– Кто вы такой? – хмуро спросил усач.
– Вам бы следовало поинтересоваться этим раньше, – сказал Бестужев без улыбки. – Ваша промашка в том и заключалась, что вы нас приняли то ли за авантюристов, то ли за посланцев каких-нибудь крупных электротехнических концернов… Я офицер русской политической полиции, месье Жак. Вам как революционеру, – он ироническим тоном выделил последнее слово, – эта контора должна быть знакома…
Лицо циркача исказилось злорадством, и он на самом настоящем русском языке ответил, уже ухмыляясь с дерзким вызовом:
– А как же! Охранька, читоб тибе шерти побирай! Сат-трап!
Бестужев поднял бровь:
– Говорите по-русски?
С тем же вызовом Жак ответил:
– Я училь рюсски, чтоби читать в оригиналь книги великий Бакунин!
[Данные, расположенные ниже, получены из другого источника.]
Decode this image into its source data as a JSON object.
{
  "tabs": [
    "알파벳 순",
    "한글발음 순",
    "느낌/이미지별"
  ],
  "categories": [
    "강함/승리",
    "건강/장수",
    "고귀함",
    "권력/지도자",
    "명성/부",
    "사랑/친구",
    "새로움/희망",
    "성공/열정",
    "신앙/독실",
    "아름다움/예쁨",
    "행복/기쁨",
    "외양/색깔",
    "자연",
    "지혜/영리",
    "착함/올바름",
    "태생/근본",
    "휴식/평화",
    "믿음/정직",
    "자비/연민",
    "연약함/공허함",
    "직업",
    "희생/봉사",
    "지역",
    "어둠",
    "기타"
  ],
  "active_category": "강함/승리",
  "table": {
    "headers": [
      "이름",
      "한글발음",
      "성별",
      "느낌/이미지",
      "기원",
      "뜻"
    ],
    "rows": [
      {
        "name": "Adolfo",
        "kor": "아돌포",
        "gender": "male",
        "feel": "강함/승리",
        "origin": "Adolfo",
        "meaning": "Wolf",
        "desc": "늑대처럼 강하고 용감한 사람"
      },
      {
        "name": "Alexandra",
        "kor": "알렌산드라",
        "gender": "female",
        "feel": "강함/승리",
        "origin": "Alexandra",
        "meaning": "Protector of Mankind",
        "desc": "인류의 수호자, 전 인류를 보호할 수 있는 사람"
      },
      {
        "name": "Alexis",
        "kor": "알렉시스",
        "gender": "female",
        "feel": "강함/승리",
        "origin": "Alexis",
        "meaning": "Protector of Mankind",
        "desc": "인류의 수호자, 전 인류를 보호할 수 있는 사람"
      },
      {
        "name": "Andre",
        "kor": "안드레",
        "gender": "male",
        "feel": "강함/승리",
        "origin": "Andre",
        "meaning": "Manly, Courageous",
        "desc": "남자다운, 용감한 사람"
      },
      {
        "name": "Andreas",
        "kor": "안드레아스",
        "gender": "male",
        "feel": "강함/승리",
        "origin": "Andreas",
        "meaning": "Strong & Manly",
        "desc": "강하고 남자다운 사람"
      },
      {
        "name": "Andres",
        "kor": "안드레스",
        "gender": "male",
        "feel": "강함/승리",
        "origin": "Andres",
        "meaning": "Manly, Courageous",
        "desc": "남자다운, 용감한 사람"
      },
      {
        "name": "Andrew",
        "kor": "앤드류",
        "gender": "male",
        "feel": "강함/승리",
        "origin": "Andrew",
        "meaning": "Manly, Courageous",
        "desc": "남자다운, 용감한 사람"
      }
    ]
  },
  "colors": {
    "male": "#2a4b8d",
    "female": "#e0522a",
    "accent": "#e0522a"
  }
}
– А, ну да, понятно… – не скрывая скуки, кивнул Бестужев. – Следовало ожидать. Бакунин, Кропоткин… «Собственность есть кража». Восхитительная по идиотизму идея Бакунина насчет самоуправляющихся народных общин, которые должны заменить собой государство… Удивительно, что вас с Гравашолем выперли после второго семестра. Обычно экземпляры вроде вас вылетают еще на первом…
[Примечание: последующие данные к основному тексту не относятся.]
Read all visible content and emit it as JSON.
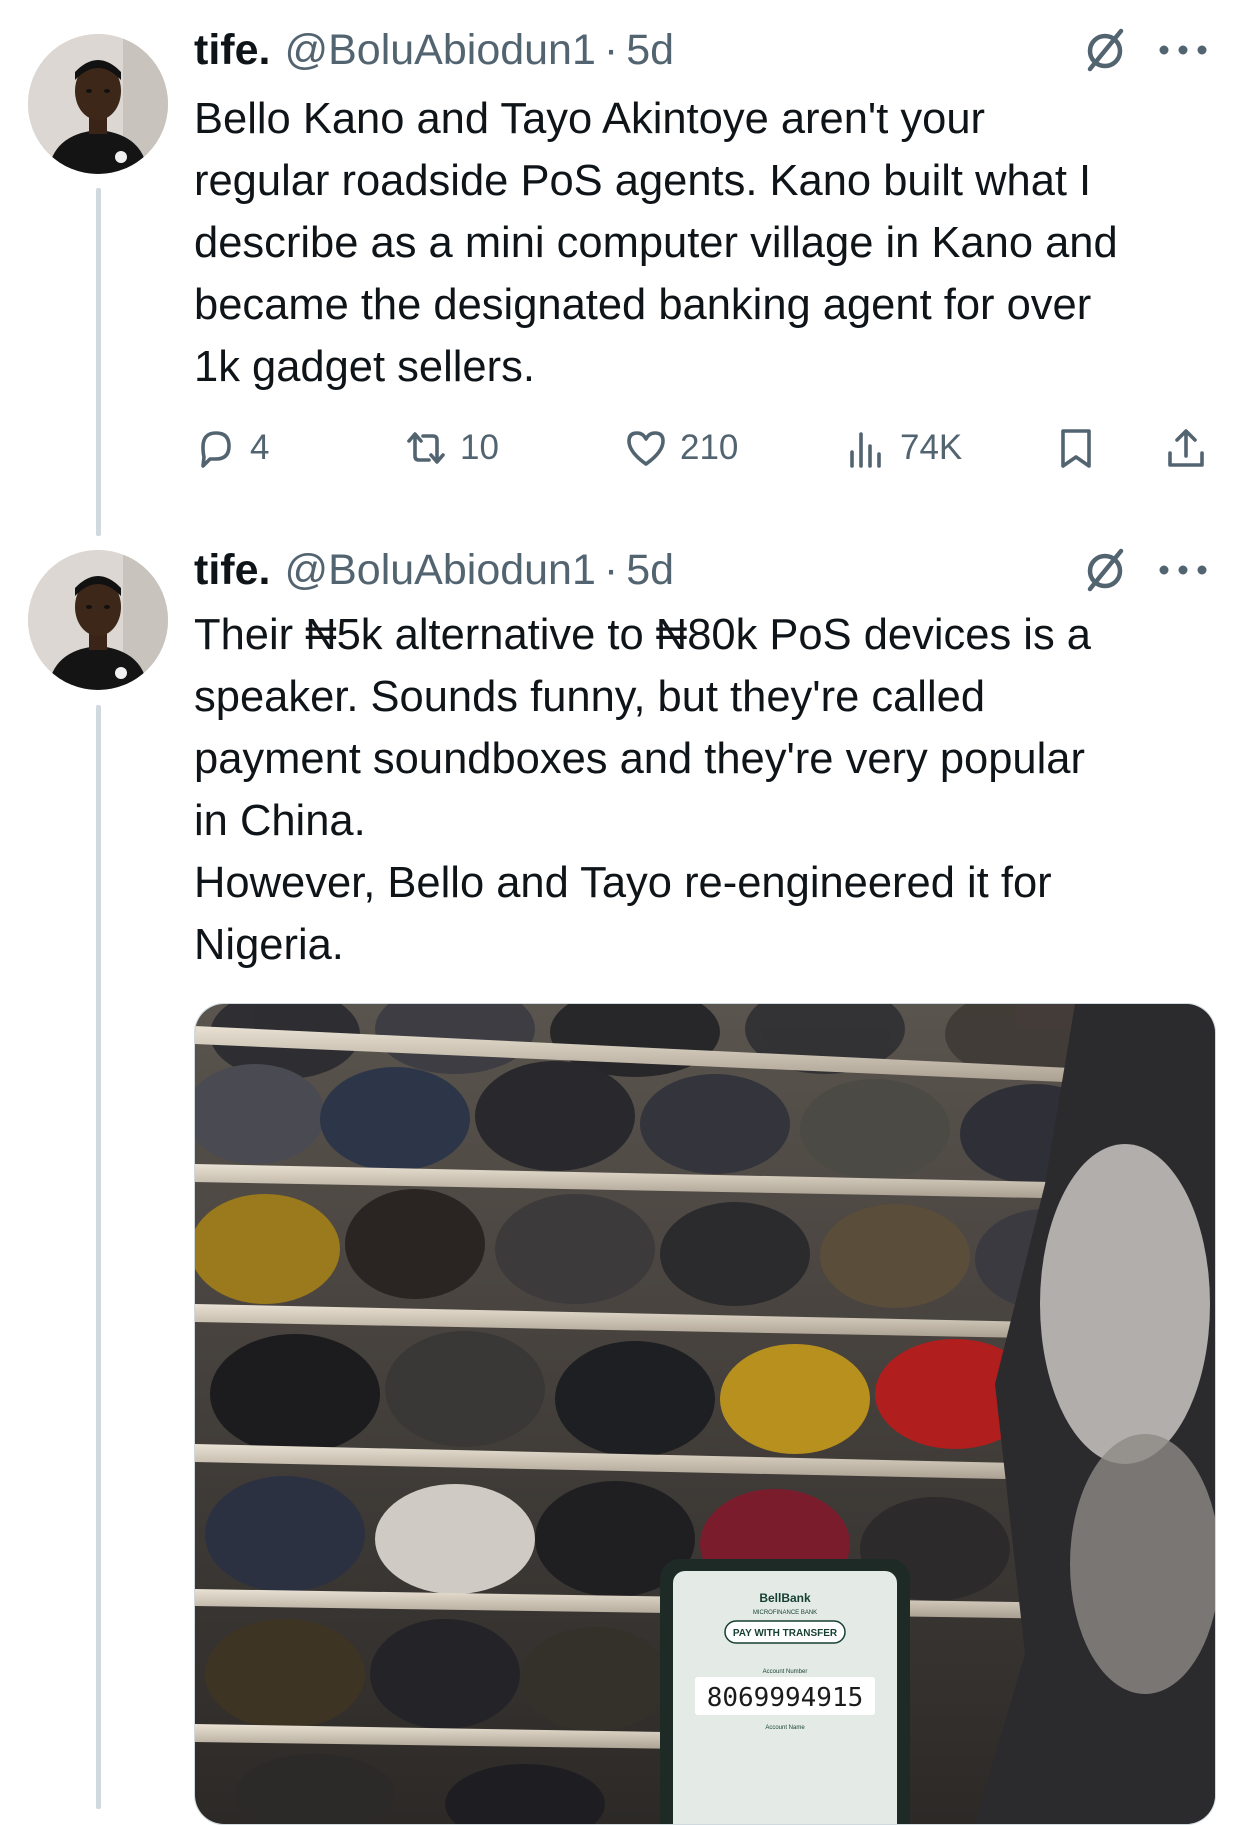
{
  "tweets": [
    {
      "name": "tife.",
      "handle": "@BoluAbiodun1",
      "separator": "·",
      "time": "5d",
      "text": "Bello Kano and Tayo Akintoye aren't your\nregular roadside PoS agents. Kano built what I\ndescribe as a mini computer village in Kano and\nbecame the designated banking agent for over\n1k gadget sellers.",
      "replies": "4",
      "reposts": "10",
      "likes": "210",
      "views": "74K"
    },
    {
      "name": "tife.",
      "handle": "@BoluAbiodun1",
      "separator": "·",
      "time": "5d",
      "text": "Their ₦5k alternative to ₦80k PoS devices is a\nspeaker. Sounds funny, but they're called\npayment soundboxes and they're very popular\nin China.\nHowever, Bello and Tayo re-engineered it for\nNigeria.",
      "media": {
        "device_brand": "BellBank",
        "device_subtitle": "MICROFINANCE BANK",
        "device_button": "PAY WITH TRANSFER",
        "account_number_label": "Account Number",
        "account_number": "8069994915",
        "account_name_label": "Account Name"
      }
    }
  ],
  "icons": {
    "grok": "grok-icon",
    "more": "more-icon",
    "reply": "reply-icon",
    "repost": "repost-icon",
    "like": "like-icon",
    "views": "views-icon",
    "bookmark": "bookmark-icon",
    "share": "share-icon"
  },
  "colors": {
    "text": "#0f1419",
    "secondary": "#536471",
    "thread_line": "#cfd9de"
  }
}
– Что бы вы понимали, шпик? – огрызнулся Жак уже на французском. – Здесь я вам не по зубам! Здесь другая страна!
– Вы не о том думаете, любезный, – сказал Бестужев холодно. – Совершенно не о том. Проделайте нехитрые логические умозаключения – уж логике-то вас учили и в гимназии, и в университете. Если перед вами – офицер политической полиции, следовательно, и убитый вами человек… Ну?
Вот теперь на лице циркача наконец мелькнула тревога, он замолчал, поглядывая исподлобья настороженно и зло – ага, почуял запах паленого и решил держать язык за зубами, не вступать в словесные баталии, чтобы ненароком не сболтнуть чего не следует…
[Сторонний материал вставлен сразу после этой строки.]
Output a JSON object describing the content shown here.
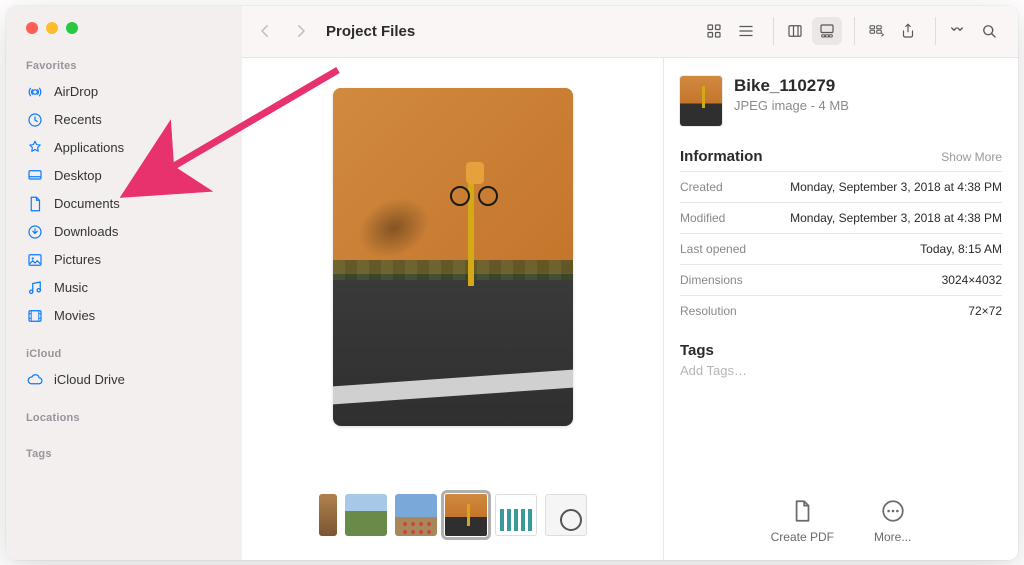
{
  "window_title": "Project Files",
  "sidebar": {
    "sections": [
      {
        "label": "Favorites",
        "items": [
          {
            "icon": "airdrop-icon",
            "label": "AirDrop"
          },
          {
            "icon": "recents-icon",
            "label": "Recents"
          },
          {
            "icon": "applications-icon",
            "label": "Applications"
          },
          {
            "icon": "desktop-icon",
            "label": "Desktop"
          },
          {
            "icon": "documents-icon",
            "label": "Documents"
          },
          {
            "icon": "downloads-icon",
            "label": "Downloads"
          },
          {
            "icon": "pictures-icon",
            "label": "Pictures"
          },
          {
            "icon": "music-icon",
            "label": "Music"
          },
          {
            "icon": "movies-icon",
            "label": "Movies"
          }
        ]
      },
      {
        "label": "iCloud",
        "items": [
          {
            "icon": "icloud-icon",
            "label": "iCloud Drive"
          }
        ]
      },
      {
        "label": "Locations",
        "items": []
      },
      {
        "label": "Tags",
        "items": []
      }
    ]
  },
  "inspector": {
    "file_name": "Bike_110279",
    "file_sub": "JPEG image - 4 MB",
    "info_heading": "Information",
    "show_more": "Show More",
    "rows": [
      {
        "k": "Created",
        "v": "Monday, September 3, 2018 at 4:38 PM"
      },
      {
        "k": "Modified",
        "v": "Monday, September 3, 2018 at 4:38 PM"
      },
      {
        "k": "Last opened",
        "v": "Today, 8:15 AM"
      },
      {
        "k": "Dimensions",
        "v": "3024×4032"
      },
      {
        "k": "Resolution",
        "v": "72×72"
      }
    ],
    "tags_heading": "Tags",
    "tags_placeholder": "Add Tags…",
    "actions": {
      "create_pdf": "Create PDF",
      "more": "More..."
    }
  },
  "annotation": {
    "type": "arrow",
    "target": "Applications"
  }
}
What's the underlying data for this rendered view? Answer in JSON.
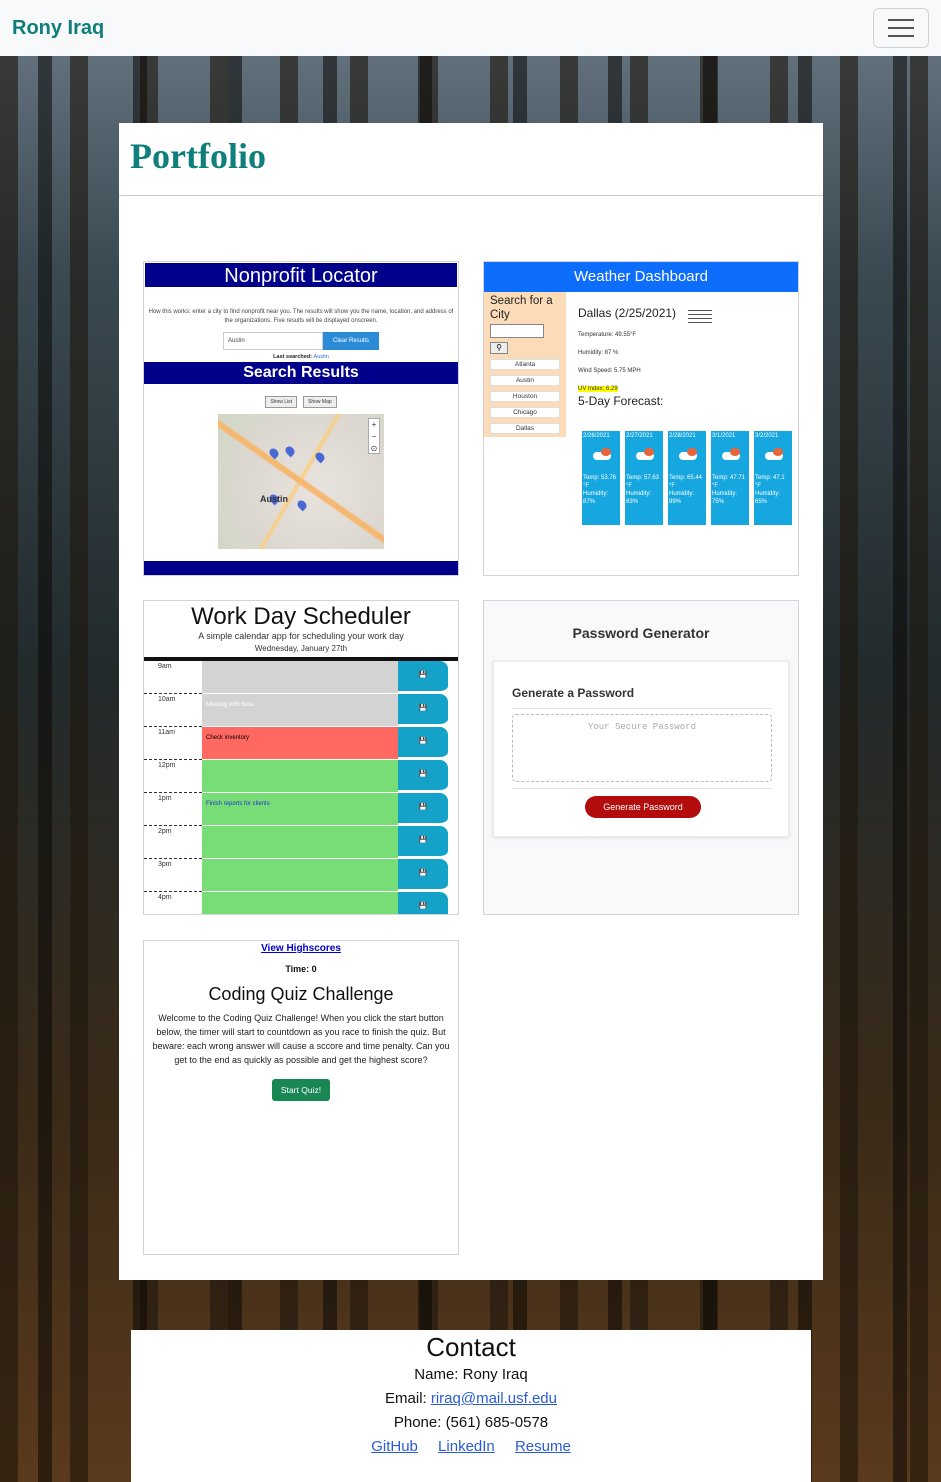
{
  "navbar": {
    "brand": "Rony Iraq",
    "menu_icon": "hamburger-icon"
  },
  "portfolio": {
    "title": "Portfolio",
    "projects": [
      {
        "name": "Nonprofit Locator",
        "description": "How this works: enter a city to find nonprofit near you. The results will show you the name, location, and address of the organizations. Five results will be displayed onscreen.",
        "input_value": "Austin",
        "button": "Clear Results",
        "last_searched_label": "Last searched:",
        "last_searched_value": "Austin",
        "results_title": "Search Results",
        "show_list": "Show List",
        "show_map": "Show Map",
        "map_city": "Austin"
      },
      {
        "name": "Weather Dashboard",
        "search_label": "Search for a City",
        "cities": [
          "Atlanta",
          "Austin",
          "Houston",
          "Chicago",
          "Dallas"
        ],
        "current_city": "Dallas (2/25/2021)",
        "temperature": "Temperature: 49.55°F",
        "humidity": "Humidity: 87 %",
        "wind": "Wind Speed: 5.75 MPH",
        "uv": "UV Index: 6.29",
        "forecast_title": "5-Day Forecast:",
        "forecast": [
          {
            "date": "2/26/2021",
            "temp": "Temp: 53.76 °F",
            "humidity": "Humidity: 87%"
          },
          {
            "date": "2/27/2021",
            "temp": "Temp: 57.63 °F",
            "humidity": "Humidity: 83%"
          },
          {
            "date": "2/28/2021",
            "temp": "Temp: 65.44 °F",
            "humidity": "Humidity: 99%"
          },
          {
            "date": "3/1/2021",
            "temp": "Temp: 47.71 °F",
            "humidity": "Humidity: 75%"
          },
          {
            "date": "3/2/2021",
            "temp": "Temp: 47.1 °F",
            "humidity": "Humidity: 65%"
          }
        ]
      },
      {
        "name": "Work Day Scheduler",
        "subtitle": "A simple calendar app for scheduling your work day",
        "date": "Wednesday, January 27th",
        "hours": [
          {
            "hour": "9am",
            "text": "",
            "state": "past"
          },
          {
            "hour": "10am",
            "text": "Meeting with boss",
            "state": "past"
          },
          {
            "hour": "11am",
            "text": "Check inventory",
            "state": "present"
          },
          {
            "hour": "12pm",
            "text": "",
            "state": "future"
          },
          {
            "hour": "1pm",
            "text": "Finish reports for clients",
            "state": "future"
          },
          {
            "hour": "2pm",
            "text": "",
            "state": "future"
          },
          {
            "hour": "3pm",
            "text": "",
            "state": "future"
          },
          {
            "hour": "4pm",
            "text": "",
            "state": "future"
          }
        ],
        "save_icon": "save-icon"
      },
      {
        "name": "Password Generator",
        "card_title": "Generate a Password",
        "placeholder": "Your Secure Password",
        "button": "Generate Password"
      },
      {
        "name": "Coding Quiz Challenge",
        "highscores": "View Highscores",
        "time": "Time: 0",
        "description": "Welcome to the Coding Quiz Challenge! When you click the start button below, the timer will start to countdown as you race to finish the quiz. But beware: each wrong answer will cause a sccore and time penalty. Can you get to the end as quickly as possible and get the highest score?",
        "button": "Start Quiz!"
      }
    ]
  },
  "contact": {
    "title": "Contact",
    "name_label": "Name: ",
    "name": "Rony Iraq",
    "email_label": "Email: ",
    "email": "riraq@mail.usf.edu",
    "phone_label": "Phone: ",
    "phone": "(561) 685-0578",
    "links": [
      "GitHub",
      "LinkedIn",
      "Resume"
    ]
  }
}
– Вы убили офицера русской политической полиции, – продолжал Бестужев. – И сотрудника аналогичной императорско-королевской конторы. Юриспруденцию вы, насколько я знаю, не изучали, но все равно, примерно должны представлять, как реагирует на подобные забавы здешняя Фемида.
Он выразительно провел пальцами свободной руки по горлу и дернул кистью вверх, словно затягивал воображаемую петлю.
И продолжал:
– Виселица, конечно, не гарантирована – но в любом случае, тюремный срок будет таким, что выйдете вы на свободу уже стариком. Если вообще выйдете. Пожизненная каторга в здешнем уголовном уложении вписана…
– Я никого не убивал, – насупясь, бросил Жак.
– Того, что был в парадном – быть может, – сказал Бестужев. – Но мой друг и сослуживец был убит в квартире одним из ваших ножей. У него слишком специфическая рукоять, чтобы ошибаться.